Hypothenar hammer syndrome occurs when workers repeatedly use the palm of the hand (especially the hypothenar eminence) as a hammer to grind, push, and twist hard objects. These activities can damage certain blood vessels of the hand especially the ulnar artery resulting in reduction of blood flow to the fingers..
Signs and symptoms
- Hand may show discoloration (blanching, mottling, and/ or cyanosis; Gangrene may be present in advanced cases);
- Unusual tenderness/ a callous over the hypothenar eminence;
- Fingertip ulcerations;
- Splinter hemorrhages over ulnar digits;
- Pulsatile mass.
- Pain over hypothenar eminence and ring finger, may involve small, middle and index fingers.
- Cold sensitivity
Allen’s test is mostly use to identify this syndrome.
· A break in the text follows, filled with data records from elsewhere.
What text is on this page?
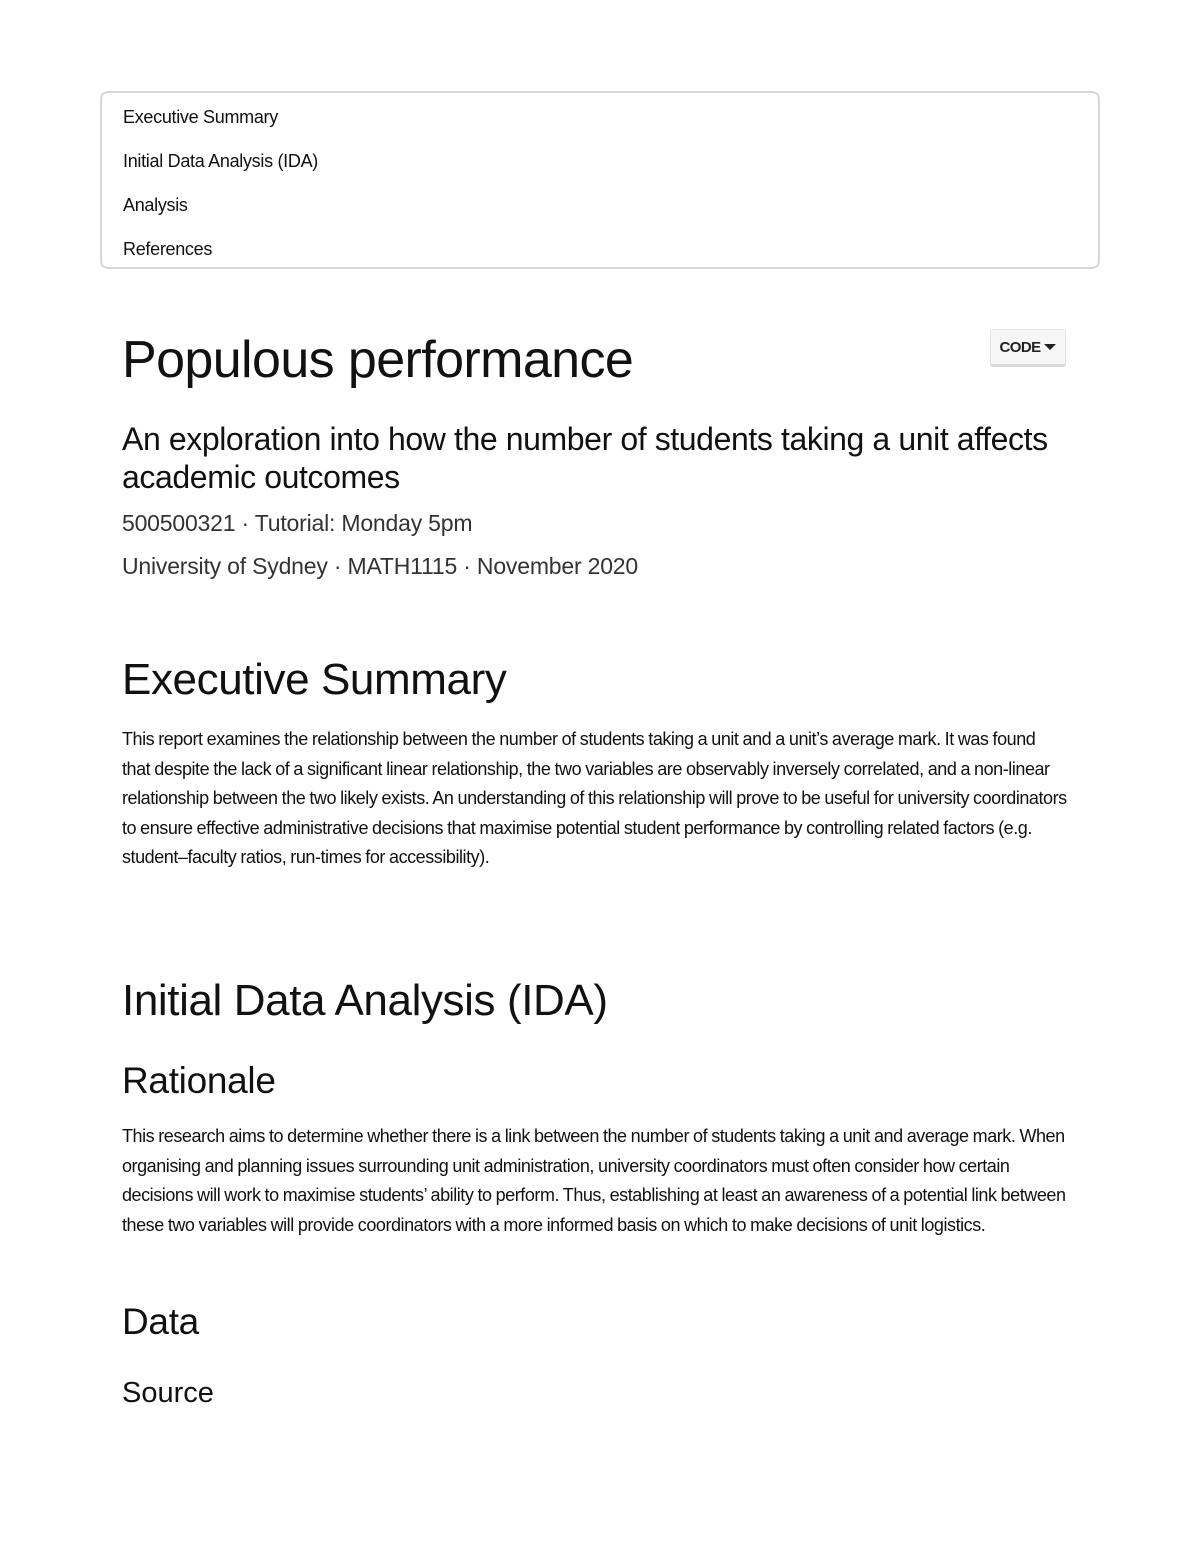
Executive Summary
Initial Data Analysis (IDA)
Analysis
References
CODE
Populous performance
An exploration into how the number of students taking a unit affects academic outcomes

500500321 · Tutorial: Monday 5pm

University of Sydney · MATH1115 · November 2020

Executive Summary

This report examines the relationship between the number of students taking a unit and a unit’s average mark. It was found that despite the lack of a significant linear relationship, the two variables are observably inversely correlated, and a non-linear relationship between the two likely exists. An understanding of this relationship will prove to be useful for university coordinators to ensure effective administrative decisions that maximise potential student performance by controlling related factors (e.g. student–faculty ratios, run-times for accessibility).

Initial Data Analysis (IDA)
Rationale

This research aims to determine whether there is a link between the number of students taking a unit and average mark. When organising and planning issues surrounding unit administration, university coordinators must often consider how certain decisions will work to maximise students’ ability to perform. Thus, establishing at least an awareness of a potential link between these two variables will provide coordinators with a more informed basis on which to make decisions of unit logistics.

Data
Source
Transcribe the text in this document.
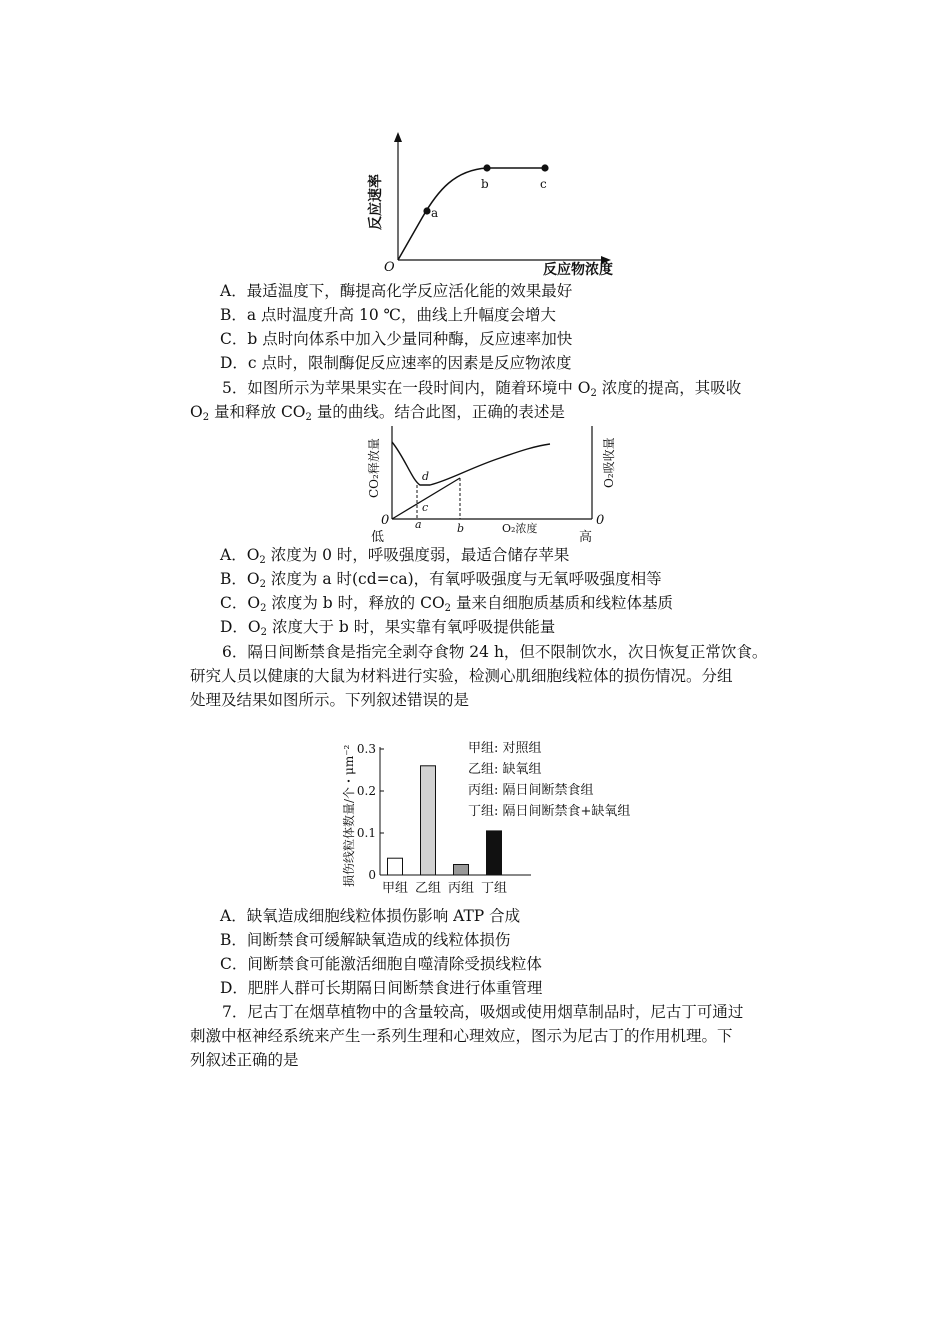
a
b	c
O
反应速率
反应物浓度
A．最适温度下，酶提高化学反应活化能的效果最好
B．a 点时温度升高 10 ℃，曲线上升幅度会增大
C．b 点时向体系中加入少量同种酶，反应速率加快
D．c 点时，限制酶促反应速率的因素是反应物浓度
5．如图所示为苹果果实在一段时间内，随着环境中 $O_2$ 浓度的提高，其吸收
$O_2$ 量和释放 $CO_2$ 量的曲线。结合此图，正确的表述是
d
c
a	b	O₂浓度
0	0
低	高
CO₂释放量	O₂吸收量
A．$O_2$ 浓度为 0 时，呼吸强度弱，最适合储存苹果
B．$O_2$ 浓度为 a 时(cd=ca)，有氧呼吸强度与无氧呼吸强度相等
C．$O_2$ 浓度为 b 时，释放的 $CO_2$ 量来自细胞质基质和线粒体基质
D．$O_2$ 浓度大于 b 时，果实靠有氧呼吸提供能量
6．隔日间断禁食是指完全剥夺食物 24 h，但不限制饮水，次日恢复正常饮食。
研究人员以健康的大鼠为材料进行实验，检测心肌细胞线粒体的损伤情况。分组
处理及结果如图所示。下列叙述错误的是
损伤线粒体数量/个・μm⁻² 0
0.1
0.2
0.3
甲组 乙组 丙组 丁组
甲组: 对照组
乙组: 缺氧组
丙组: 隔日间断禁食组
丁组: 隔日间断禁食+缺氧组
A．缺氧造成细胞线粒体损伤影响 ATP 合成
B．间断禁食可缓解缺氧造成的线粒体损伤
C．间断禁食可能激活细胞自噬清除受损线粒体
D．肥胖人群可长期隔日间断禁食进行体重管理
7．尼古丁在烟草植物中的含量较高，吸烟或使用烟草制品时，尼古丁可通过
刺激中枢神经系统来产生一系列生理和心理效应，图示为尼古丁的作用机理。下
列叙述正确的是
It will be positive if an occlusion is present and negative if an aneurysm is present. Also, an angiogram may show a “corkscrew” ulnar artery or an occlusion or aneurysm at the hook of the hamate.
There are two main treatment plan for this syndrome –
- Non-operative procedure: This involve lifestyle modifications, symptomatic treatment, and vascular consult
- Operative procedure: This could involve endovascular fibrinolysis; excision of involved segment and reconstruction with or without a vein graft; arterial ligation (Leriche procedure).